Font: Times New Roman
Styles: normal text with many bold or italicized words.

Completely wild guess, since it’s been ages since I’ve used Word for anything… Word recognizes several different styles in its grammar-checker, so that something might be acceptable in a technical paper, but not in an essay, or vice-versa. Maybe it makes its initial assumption about a document’s style based partly on a title? When you changed the title, then, it thought it was a different style, and its auto-correct went crazy changing everything to what it thought was the new style.

Mind you, periods to semicolons would be an insane thing to auto-correct, and probably not even a good idea to flag at all (since periods and semicolons are mostly interchangeable, grammatically). But this is Microsoft we’re talking about, here.

a) Corel WordPerfect
b) Lotus WordPro
c) AbiWord
d) OpenOffice Writer
e) KWord
f) AppleWorks
g) MarinerWrite
h) Pages
i) Nisus Writer
j) MacWrite Pro
k) AmiPro
l) Qjot
m) WriteNow
n) FullWrite
o) MacWrite II
p) Pages
q) OpenWrite
r) TextEdit
s) CedarWord
t) Claris Works
u) SciTEXT
v) XAllWrite
w) AmigaWriter
x) NotePad
y) The Open Firmware Prompt
z) A stick and a clay tablet

You left out FrameMaker. :smiley:

FM is far more robust that Word, and Structured FrameMaker is a joy. I routinely write 600-page manuals chock full of indices, tables of contents, illustrations, crossreferences, and photographs. Only two* real cons: the price, and a brick-wall learning-curve at times.

[sub]*Oh, and Reference Pages. Reference Pages are frightening. But we won’t mention Reference Pages to the newbies.[/sub]

It has been my experience that Word is unreliable when dealing woth documents of more than about 50 pages. I had similar experiences to you more than ten years ago when I wrote a 60-page fixture manual in Word. I really hoped that they had fixed that by now.

Having used FrameMaker, I think it is good that he left it off as a suitable replacement for Word. FrameMaker sucks. To paraphrase Larry Wall “It makes hard things possible and easy things hard”.

Well, I’ve already mentioned that I really don’t like WordPerfect, so I should rephrase my question to what word processing program, other than Word Perfect, should I use in place of Word, and which is readable by a majority of computer users. In other words, I need something that I can compose in, save, and email editable documents and not worry whether the end user has the software to read the file.

I get paid for doing hard things. But yes, that’s the brick-wall learning-curve I mentioned. And I agree that the user interface needs top be brought up to the rest of Adobe’s standard, at a minimum. Only in recent versions did FM even get an always-present Undo option!

However, when dealing with long complex documents, such as that botany paper in the OP, it should be considered.

Try OpenOffice Writer. It’s free, and it saves in older Word formats if you really need that, although its native file format is Open Document Format. If you don’t like it, you haven’t expended a lot of money on it.

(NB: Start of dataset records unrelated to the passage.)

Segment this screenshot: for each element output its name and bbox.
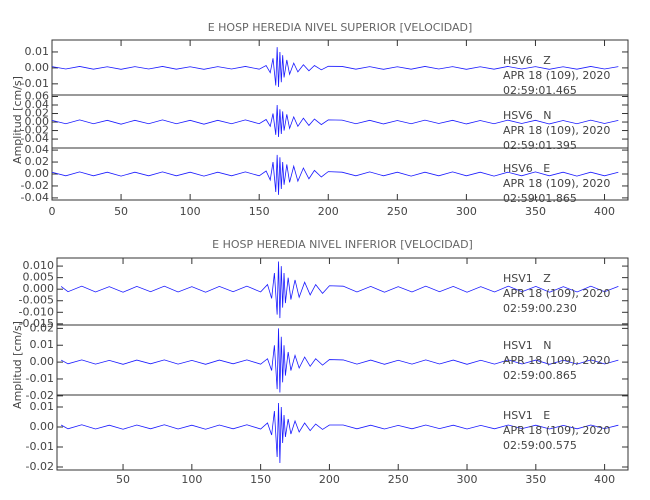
y-tick-label: -0.01 [26, 372, 54, 385]
y-tick-label: 0.02 [30, 321, 55, 334]
time-label: 02:59:00.865 [503, 369, 577, 382]
x-tick-label: 300 [457, 473, 478, 486]
y-tick-label: 0.04 [25, 143, 50, 156]
x-tick-label: 300 [456, 205, 477, 218]
date-label: APR 18 (109), 2020 [503, 124, 610, 137]
y-tick-label: -0.04 [21, 132, 49, 145]
y-tick-label: 0.005 [23, 271, 55, 284]
x-tick-label: 400 [594, 205, 615, 218]
x-tick-label: 250 [388, 473, 409, 486]
station-label: HSV1 Z [503, 272, 551, 285]
station-label: HSV1 N [503, 339, 552, 352]
y-tick-label: 0.01 [30, 338, 55, 351]
y-axis-label: Amplitud [cm/s] [11, 76, 24, 164]
x-tick-label: 200 [319, 473, 340, 486]
y-tick-label: -0.015 [19, 317, 54, 330]
waveform [60, 261, 619, 319]
date-label: APR 18 (109), 2020 [503, 177, 610, 190]
y-tick-label: 0.00 [25, 115, 50, 128]
y-tick-label: 0.00 [25, 167, 50, 180]
y-tick-label: 0.02 [25, 107, 50, 120]
y-tick-label: 0.00 [25, 61, 50, 74]
x-tick-label: 400 [594, 473, 615, 486]
y-tick-label: 0.02 [25, 155, 50, 168]
trace-frame [56, 394, 629, 471]
y-tick-label: 0.00 [30, 420, 55, 433]
y-axis-label: Amplitud [cm/s] [11, 321, 24, 409]
x-tick-label: 250 [387, 205, 408, 218]
panel-title: E HOSP HEREDIA NIVEL SUPERIOR [VELOCIDAD… [208, 21, 473, 34]
y-tick-label: -0.02 [26, 389, 54, 402]
waveform [60, 402, 619, 464]
x-tick-label: 200 [318, 205, 339, 218]
panel-title: E HOSP HEREDIA NIVEL INFERIOR [VELOCIDAD… [212, 238, 473, 251]
date-label: APR 18 (109), 2020 [503, 69, 610, 82]
station-label: HSV6 Z [503, 54, 551, 67]
x-tick-label: 350 [525, 473, 546, 486]
x-tick-label: 100 [180, 205, 201, 218]
y-tick-label: 0.010 [23, 259, 55, 272]
x-tick-label: 50 [114, 205, 128, 218]
y-tick-label: -0.010 [19, 305, 54, 318]
station-label: HSV1 E [503, 409, 550, 422]
station-label: HSV6 N [503, 109, 552, 122]
y-tick-label: 0.06 [25, 89, 50, 102]
y-tick-label: 0.01 [25, 45, 50, 58]
y-tick-label: -0.01 [21, 77, 49, 90]
x-tick-label: 150 [249, 205, 270, 218]
y-tick-label: -0.02 [26, 460, 54, 473]
y-tick-label: -0.005 [19, 294, 54, 307]
y-tick-label: 0.000 [23, 282, 55, 295]
y-tick-label: -0.02 [21, 124, 49, 137]
waveform [51, 154, 619, 195]
station-label: HSV6 E [503, 162, 550, 175]
time-label: 02:59:01.395 [503, 139, 577, 152]
waveform [51, 104, 619, 137]
time-label: 02:59:01.865 [503, 192, 577, 205]
x-tick-label: 50 [116, 473, 130, 486]
time-label: 02:59:01.465 [503, 84, 577, 97]
x-tick-label: 100 [181, 473, 202, 486]
y-tick-label: 0.00 [30, 355, 55, 368]
time-label: 02:59:00.575 [503, 439, 577, 452]
x-tick-label: 150 [250, 473, 271, 486]
y-tick-label: -0.01 [26, 440, 54, 453]
time-label: 02:59:00.230 [503, 302, 577, 315]
waveform [60, 328, 619, 393]
waveform [51, 47, 619, 88]
y-tick-label: -0.04 [21, 191, 49, 204]
x-tick-label: 350 [525, 205, 546, 218]
y-tick-label: 0.04 [25, 98, 50, 111]
y-tick-label: -0.02 [21, 179, 49, 192]
x-tick-label: 0 [49, 205, 56, 218]
date-label: APR 18 (109), 2020 [503, 287, 610, 300]
date-label: APR 18 (109), 2020 [503, 424, 610, 437]
date-label: APR 18 (109), 2020 [503, 354, 610, 367]
y-tick-label: 0.01 [30, 400, 55, 413]
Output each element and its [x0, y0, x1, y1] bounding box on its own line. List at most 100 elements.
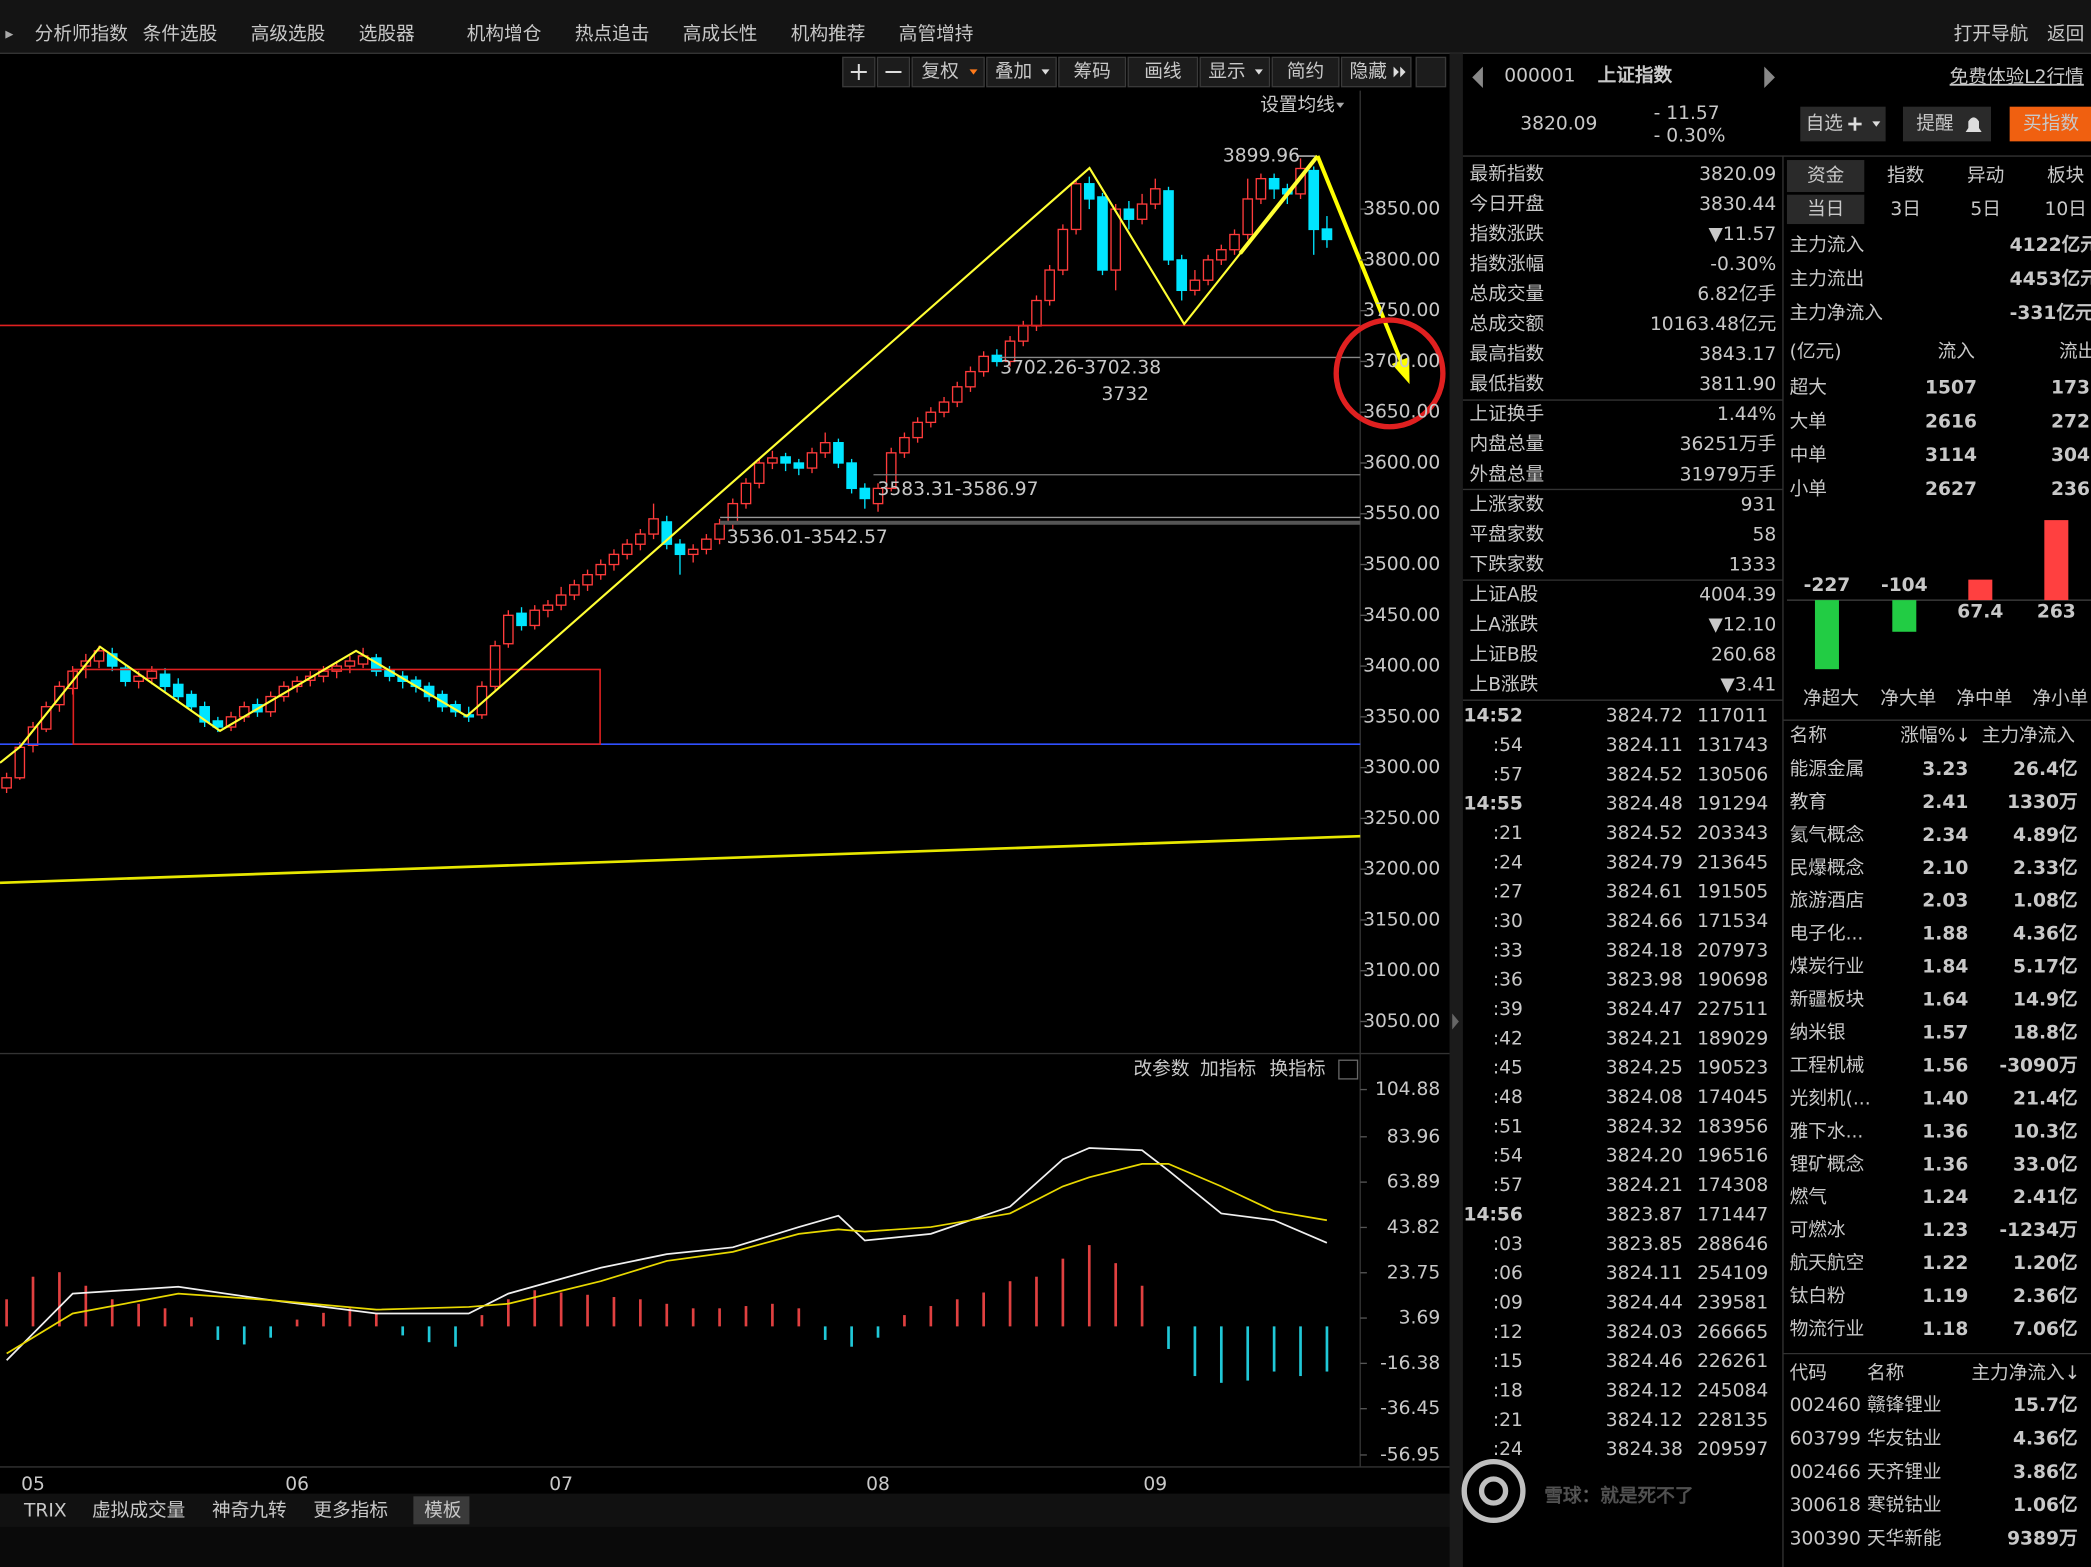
stock-code[interactable]: 002466 — [1790, 1462, 1861, 1483]
button-label[interactable]: 买指数 — [2023, 114, 2079, 135]
indicator-tab[interactable]: 模板 — [424, 1500, 462, 1521]
toolbar-label[interactable]: 显示 — [1208, 62, 1245, 83]
next-arrow[interactable] — [1764, 66, 1775, 89]
stock-name[interactable]: 天华新能 — [1867, 1528, 1942, 1549]
flow-period[interactable]: 10日 — [2044, 199, 2086, 220]
toolbar-button[interactable] — [1271, 56, 1340, 88]
stock-name[interactable]: 华友钴业 — [1867, 1428, 1942, 1449]
candle-body — [674, 543, 686, 556]
stock-name[interactable]: 天齐锂业 — [1867, 1462, 1942, 1483]
stock-name[interactable]: 赣锋锂业 — [1867, 1395, 1942, 1416]
flow-tab[interactable]: 指数 — [1887, 166, 1925, 187]
menu-item[interactable]: 高级选股 — [251, 24, 326, 45]
promo-link[interactable]: 免费体验L2行情 — [1950, 67, 2084, 88]
stock-code[interactable]: 300618 — [1790, 1495, 1861, 1516]
toolbar-label[interactable]: 叠加 — [995, 62, 1032, 83]
menu-item[interactable]: 机构增仓 — [467, 24, 542, 45]
button-label[interactable]: 提醒 — [1916, 114, 1953, 135]
tick-volume: 174045 — [1697, 1087, 1768, 1108]
bar — [1968, 579, 1993, 601]
sector-name[interactable]: 民爆概念 — [1790, 857, 1865, 879]
sector-name[interactable]: 锂矿概念 — [1790, 1153, 1865, 1175]
sector-name[interactable]: 航天航空 — [1790, 1253, 1865, 1274]
stat-label: 最高指数 — [1470, 344, 1545, 365]
flow-tab[interactable]: 异动 — [1967, 166, 2004, 187]
arrow-head — [1391, 357, 1410, 385]
flow-period[interactable]: 当日 — [1807, 199, 1844, 220]
macd-bar — [1114, 1263, 1118, 1327]
toolbar-button[interactable] — [876, 56, 911, 88]
sector-name[interactable]: 能源金属 — [1790, 759, 1865, 780]
stock-code[interactable]: 002460 — [1790, 1395, 1861, 1416]
prev-arrow[interactable] — [1472, 66, 1483, 89]
menu-item[interactable]: 热点追击 — [575, 24, 650, 45]
flow-period[interactable]: 3日 — [1890, 199, 1921, 220]
indicator-button[interactable]: 改参数 — [1134, 1059, 1190, 1080]
indicator-tab[interactable]: 神奇九转 — [212, 1500, 287, 1521]
macd-bar — [348, 1308, 352, 1327]
sector-name[interactable]: 雅下水... — [1790, 1121, 1864, 1142]
sector-name[interactable]: 煤炭行业 — [1790, 957, 1865, 978]
flow-period[interactable]: 5日 — [1970, 199, 2001, 220]
toolbar-label[interactable]: 筹码 — [1074, 62, 1111, 83]
sector-name[interactable]: 旅游酒店 — [1790, 891, 1865, 912]
tick-time: :36 — [1493, 970, 1523, 991]
indicator-tab[interactable]: TRIX — [23, 1500, 67, 1521]
toolbar-label[interactable]: 简约 — [1287, 62, 1324, 83]
menu-item[interactable]: 打开导航 — [1954, 24, 2029, 45]
bar-category: 净超大 — [1803, 688, 1859, 709]
y-tick-label: 3650.00 — [1363, 402, 1440, 423]
sector-name[interactable]: 新疆板块 — [1790, 990, 1865, 1011]
sector-name[interactable]: 工程机械 — [1790, 1055, 1865, 1076]
sector-name[interactable]: 钛白粉 — [1790, 1286, 1846, 1307]
menu-item[interactable]: 分析师指数 — [35, 24, 129, 45]
sector-name[interactable]: 可燃冰 — [1790, 1220, 1846, 1241]
menu-item[interactable]: 高管增持 — [899, 24, 974, 45]
toolbar-label[interactable]: 复权 — [921, 62, 959, 83]
toolbar-label[interactable]: 画线 — [1144, 62, 1181, 83]
indicator-button[interactable]: 加指标 — [1200, 1059, 1256, 1080]
indicator-tab[interactable]: 更多指标 — [313, 1500, 388, 1521]
stock-flow: 9389万 — [2007, 1528, 2078, 1549]
menu-item[interactable]: 机构推荐 — [791, 24, 866, 45]
stock-code[interactable]: 300390 — [1790, 1528, 1861, 1549]
flow-tab[interactable]: 资金 — [1807, 166, 1845, 187]
close-button[interactable] — [1338, 1059, 1359, 1080]
stock-name[interactable]: 寒锐钴业 — [1867, 1495, 1942, 1516]
menu-item[interactable]: 选股器 — [359, 24, 415, 45]
stat-value: 3811.90 — [1699, 374, 1776, 395]
macd-bar — [1061, 1258, 1065, 1327]
macd-line — [6, 1162, 1328, 1355]
macd-bar — [771, 1303, 774, 1327]
sector-name[interactable]: 氦气概念 — [1790, 824, 1865, 846]
sector-name[interactable]: 物流行业 — [1790, 1319, 1865, 1340]
button-label[interactable]: 自选 — [1806, 114, 1844, 135]
toolbar-button[interactable] — [1340, 56, 1412, 88]
menu-item[interactable]: 返回 — [2047, 24, 2084, 45]
flow-tab[interactable]: 板块 — [2047, 166, 2085, 187]
indicator-tab[interactable]: 虚拟成交量 — [92, 1500, 185, 1521]
tick-time: :12 — [1493, 1322, 1523, 1343]
candle-body — [1017, 325, 1029, 342]
sector-name[interactable]: 燃气 — [1790, 1187, 1827, 1208]
menu-item[interactable]: 高成长性 — [683, 24, 758, 45]
toolbar-button[interactable] — [1199, 56, 1271, 88]
sector-name[interactable]: 教育 — [1790, 792, 1827, 813]
flow-header: 流入 — [1938, 342, 1975, 363]
menu-bar — [0, 0, 2091, 54]
settings-label[interactable]: 设置均线 — [1260, 95, 1335, 116]
menu-item[interactable]: 条件选股 — [143, 24, 218, 45]
sector-name[interactable]: 电子化... — [1790, 924, 1864, 945]
candle-body — [14, 746, 26, 779]
toolbar-button[interactable] — [1058, 56, 1127, 88]
expand-button[interactable] — [1415, 56, 1447, 88]
toolbar-button[interactable] — [1127, 56, 1199, 88]
sector-name[interactable]: 纳米银 — [1790, 1023, 1846, 1044]
tick-volume: 191294 — [1697, 794, 1768, 815]
candle-body — [146, 670, 158, 679]
stock-code[interactable]: 603799 — [1790, 1428, 1861, 1449]
toolbar-label[interactable]: 隐藏 — [1350, 62, 1388, 83]
indicator-button[interactable]: 换指标 — [1270, 1059, 1326, 1080]
sector-name[interactable]: 光刻机(... — [1790, 1088, 1871, 1109]
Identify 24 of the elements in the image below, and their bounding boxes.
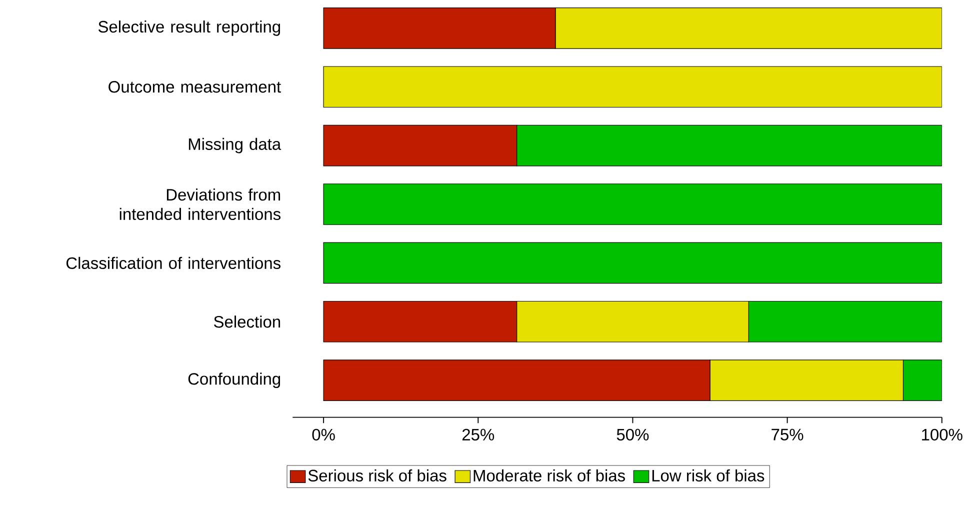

I’ll check it out. I’m actually not a Microsoft disciple or anything like that (I’m primarily a Mac user, I prefer Firefox to IE, etc…), but Microsoft Word has actually been one of the few programs I do like from Microsoft better than its competition.

If you’re on a Windows PC rather than a Mac: have you ever tried Lotus WordPro? It takes a bit of getting used to if you’re a Word user, it steers different. OTOH, why switch if you’re switching to something that behaves like Word? It’s quite nice.

If you’re on a Mac, try Pages from iWork.